By 2020, all seven of the Montville Township Public Schools have attained Bronze Level certification through the Sustainable Jersey for Schools Program.

For the 1994-95 school year, Robert R. Lazar Middle School was named as a "Star School" by the New Jersey Department of Education, the highest honor that a New Jersey school can achieve.

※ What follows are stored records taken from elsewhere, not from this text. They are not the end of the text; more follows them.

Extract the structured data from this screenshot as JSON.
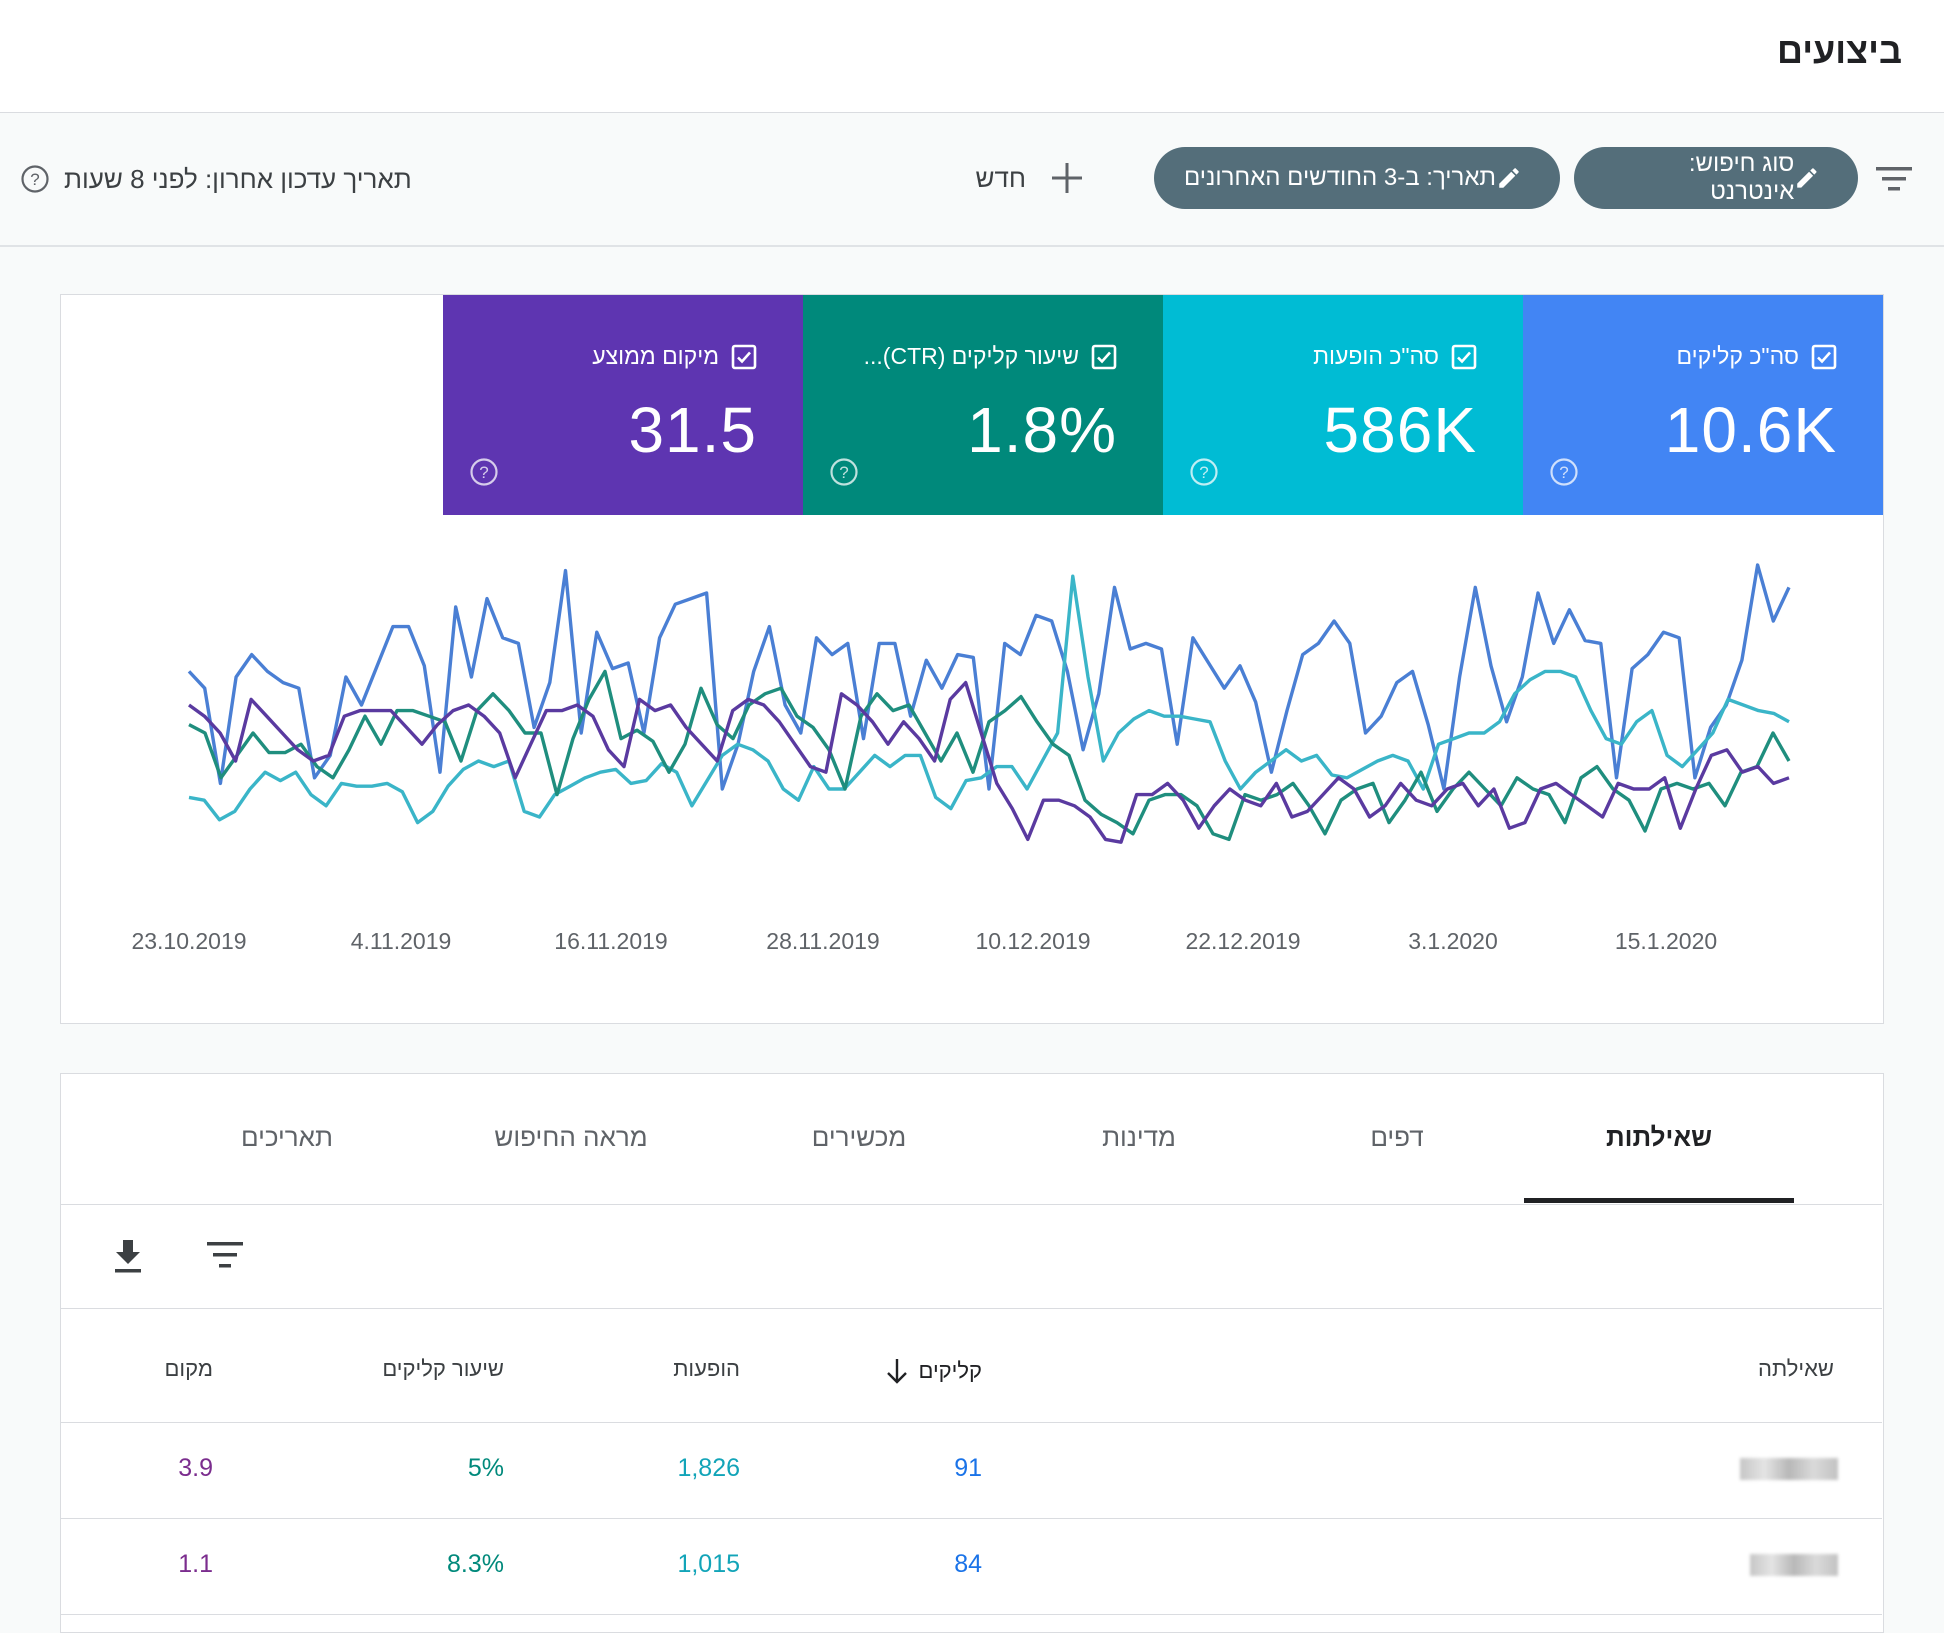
{
  "header": {
    "title": "ביצועים"
  },
  "toolbar": {
    "search_type_chip": "סוג חיפוש: אינטרנט",
    "date_chip": "תאריך: ב-3 החודשים האחרונים",
    "new_label": "חדש",
    "last_updated": "תאריך עדכון אחרון: לפני 8 שעות"
  },
  "metrics": [
    {
      "label": "סה\"כ קליקים",
      "value": "10.6K",
      "color": "#4285f4"
    },
    {
      "label": "סה\"כ הופעות",
      "value": "586K",
      "color": "#00bcd4"
    },
    {
      "label": "שיעור קליקים (CTR)...",
      "value": "1.8%",
      "color": "#00897b"
    },
    {
      "label": "מיקום ממוצע",
      "value": "31.5",
      "color": "#5e35b1"
    }
  ],
  "chart_data": {
    "type": "line",
    "x_ticks": [
      "23.10.2019",
      "4.11.2019",
      "16.11.2019",
      "28.11.2019",
      "10.12.2019",
      "22.12.2019",
      "3.1.2020",
      "15.1.2020"
    ],
    "x_start": "23.10.2019",
    "x_end": "20.1.2020",
    "series": [
      {
        "name": "סה\"כ קליקים",
        "color": "#4a7fd4",
        "values": [
          62,
          56,
          22,
          60,
          68,
          62,
          58,
          56,
          24,
          32,
          60,
          50,
          64,
          78,
          78,
          64,
          26,
          85,
          60,
          88,
          74,
          72,
          42,
          58,
          98,
          40,
          76,
          63,
          65,
          40,
          74,
          86,
          88,
          90,
          20,
          36,
          62,
          78,
          50,
          40,
          74,
          68,
          72,
          38,
          72,
          72,
          46,
          66,
          56,
          68,
          67,
          20,
          72,
          68,
          82,
          80,
          62,
          34,
          54,
          92,
          70,
          72,
          70,
          36,
          74,
          65,
          56,
          64,
          51,
          26,
          48,
          68,
          72,
          80,
          72,
          40,
          46,
          58,
          62,
          43,
          20,
          60,
          92,
          64,
          44,
          60,
          90,
          72,
          84,
          73,
          72,
          24,
          63,
          68,
          76,
          74,
          24,
          42,
          50,
          66,
          100,
          80,
          92
        ]
      },
      {
        "name": "סה\"כ הופעות",
        "color": "#3ab5c8",
        "values": [
          17,
          16,
          9,
          12,
          20,
          26,
          23,
          26,
          18,
          14,
          22,
          21,
          21,
          22,
          19,
          8,
          12,
          21,
          27,
          30,
          28,
          30,
          12,
          10,
          18,
          21,
          24,
          26,
          27,
          22,
          23,
          29,
          26,
          14,
          23,
          32,
          36,
          34,
          30,
          20,
          16,
          28,
          20,
          20,
          26,
          32,
          28,
          32,
          32,
          17,
          13,
          23,
          24,
          28,
          28,
          20,
          30,
          40,
          96,
          60,
          30,
          40,
          45,
          48,
          46,
          46,
          45,
          44,
          30,
          20,
          26,
          30,
          34,
          30,
          32,
          25,
          24,
          27,
          30,
          32,
          30,
          20,
          36,
          38,
          40,
          40,
          44,
          54,
          59,
          62,
          62,
          60,
          48,
          38,
          36,
          44,
          48,
          32,
          28,
          34,
          40,
          52,
          50,
          48,
          47,
          44
        ]
      },
      {
        "name": "שיעור קליקים (CTR)",
        "color": "#1f8e7e",
        "values": [
          43,
          40,
          24,
          32,
          40,
          33,
          33,
          36,
          28,
          24,
          34,
          46,
          36,
          48,
          48,
          46,
          44,
          30,
          48,
          54,
          48,
          40,
          40,
          18,
          38,
          52,
          62,
          38,
          41,
          37,
          26,
          36,
          56,
          43,
          38,
          50,
          54,
          56,
          46,
          42,
          34,
          20,
          46,
          54,
          48,
          50,
          40,
          30,
          40,
          26,
          44,
          48,
          53,
          44,
          36,
          32,
          16,
          11,
          8,
          4,
          16,
          18,
          18,
          14,
          4,
          2,
          18,
          16,
          18,
          22,
          14,
          4,
          16,
          20,
          22,
          8,
          16,
          26,
          12,
          20,
          26,
          20,
          14,
          24,
          20,
          18,
          8,
          24,
          28,
          20,
          16,
          5,
          20,
          22,
          20,
          22,
          14,
          26,
          28,
          40,
          30
        ]
      },
      {
        "name": "מיקום ממוצע",
        "color": "#5a3aa0",
        "values": [
          50,
          46,
          40,
          30,
          52,
          46,
          40,
          34,
          30,
          32,
          46,
          48,
          48,
          48,
          42,
          36,
          43,
          48,
          50,
          46,
          40,
          24,
          36,
          48,
          48,
          50,
          46,
          34,
          28,
          52,
          48,
          50,
          42,
          36,
          30,
          48,
          52,
          50,
          44,
          36,
          28,
          26,
          54,
          50,
          44,
          36,
          44,
          38,
          30,
          52,
          58,
          40,
          22,
          13,
          2,
          16,
          16,
          14,
          10,
          2,
          1,
          18,
          18,
          22,
          16,
          6,
          14,
          20,
          16,
          14,
          22,
          10,
          12,
          18,
          24,
          20,
          10,
          14,
          22,
          16,
          14,
          20,
          22,
          14,
          20,
          6,
          8,
          20,
          22,
          18,
          14,
          10,
          22,
          20,
          20,
          24,
          6,
          20,
          32,
          34,
          26,
          28,
          22,
          24
        ]
      }
    ]
  },
  "tabs": {
    "queries": "שאילתות",
    "pages": "דפים",
    "countries": "מדינות",
    "devices": "מכשירים",
    "search_appearance": "מראה החיפוש",
    "dates": "תאריכים"
  },
  "table": {
    "headers": {
      "query": "שאילתה",
      "clicks": "קליקים",
      "impressions": "הופעות",
      "ctr": "שיעור קליקים",
      "position": "מקום"
    },
    "rows": [
      {
        "query": "",
        "clicks": "91",
        "impressions": "1,826",
        "ctr": "5%",
        "position": "3.9"
      },
      {
        "query": "",
        "clicks": "84",
        "impressions": "1,015",
        "ctr": "8.3%",
        "position": "1.1"
      }
    ]
  }
}
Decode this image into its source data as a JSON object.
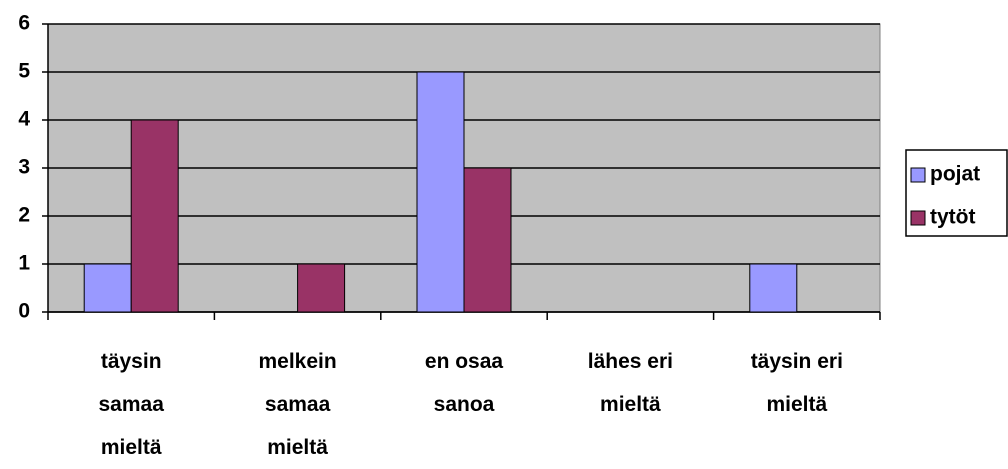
{
  "chart_data": {
    "type": "bar",
    "categories": [
      "täysin\nsamaa\nmieltä",
      "melkein\nsamaa\nmieltä",
      "en osaa\nsanoa",
      "lähes eri\nmieltä",
      "täysin eri\nmieltä"
    ],
    "series": [
      {
        "name": "pojat",
        "color": "#9999ff",
        "values": [
          1,
          0,
          5,
          0,
          1
        ]
      },
      {
        "name": "tytöt",
        "color": "#993366",
        "values": [
          4,
          1,
          3,
          0,
          0
        ]
      }
    ],
    "ylim": [
      0,
      6
    ],
    "yticks": [
      0,
      1,
      2,
      3,
      4,
      5,
      6
    ],
    "grid": true,
    "legend": "right"
  }
}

In 2013, Valley View Elementary School was named as a high performing "Reward School" by the New Jersey Department of Education, one of 57 schools statewide and eight in Morris County to earn this recognition.

== Schools ==
Schools in the district (with 2022–23 enrollment data from the National Center for Education Statistics) are:
- Elementary schools
- Cedar Hill Elementary School with 328 students in grades PreK-5
  - Michael Raj, principal
- Hilldale Elementary School with 320 students in grades K-5
  - Jill Cisneros, principal
- William H. Mason Jr. Elementary School with 277 students in grades K-5
  - Dave Melucci, principal
- Valley View Elementary School with 365 students in grades PreK-5
  - Patricia J. Kennedy, principal
- Woodmont Elementary School with 310 students in grades K-5
  - Dominic Esposito, principal
- Middle school
- Robert R. Lazar Middle School with 724 students in grades 6-8
  - Michael Pasciuto, principal
- High school
- Montville Township High School with 1,112 students in grades 9-12
  - Douglas Sanford, principal
- After school
- Montville Extended Day Learning Center is an after-school program available at all the elementary schools in the district.

== Administration ==
Core members of the district's administration are:
- Thomas A. Gorman, superintendent
- Katine Slunt, business administrator and board secretary

==Board of education==
The district's board of education is comprised of nine members who set policy and oversee the fiscal and educational operation of the district through its administration. As a Type II school district, the board's trustees are elected directly by voters to serve three-year terms of office on a staggered basis, with three seats up for election each year held (since 2012) as part of the November general election. The board appoints a superintendent to oversee the district's day-to-day operations and a business administrator to supervise the business functions of the district. The current Board of Education is David Modrak (President), Joseph Daughtry (Vice President), Karen Cortellino, Christine Fano, Michael Palma, John Petrozzino, Michael Rappaport, Caitlin Smith and Michelle Zuckerman.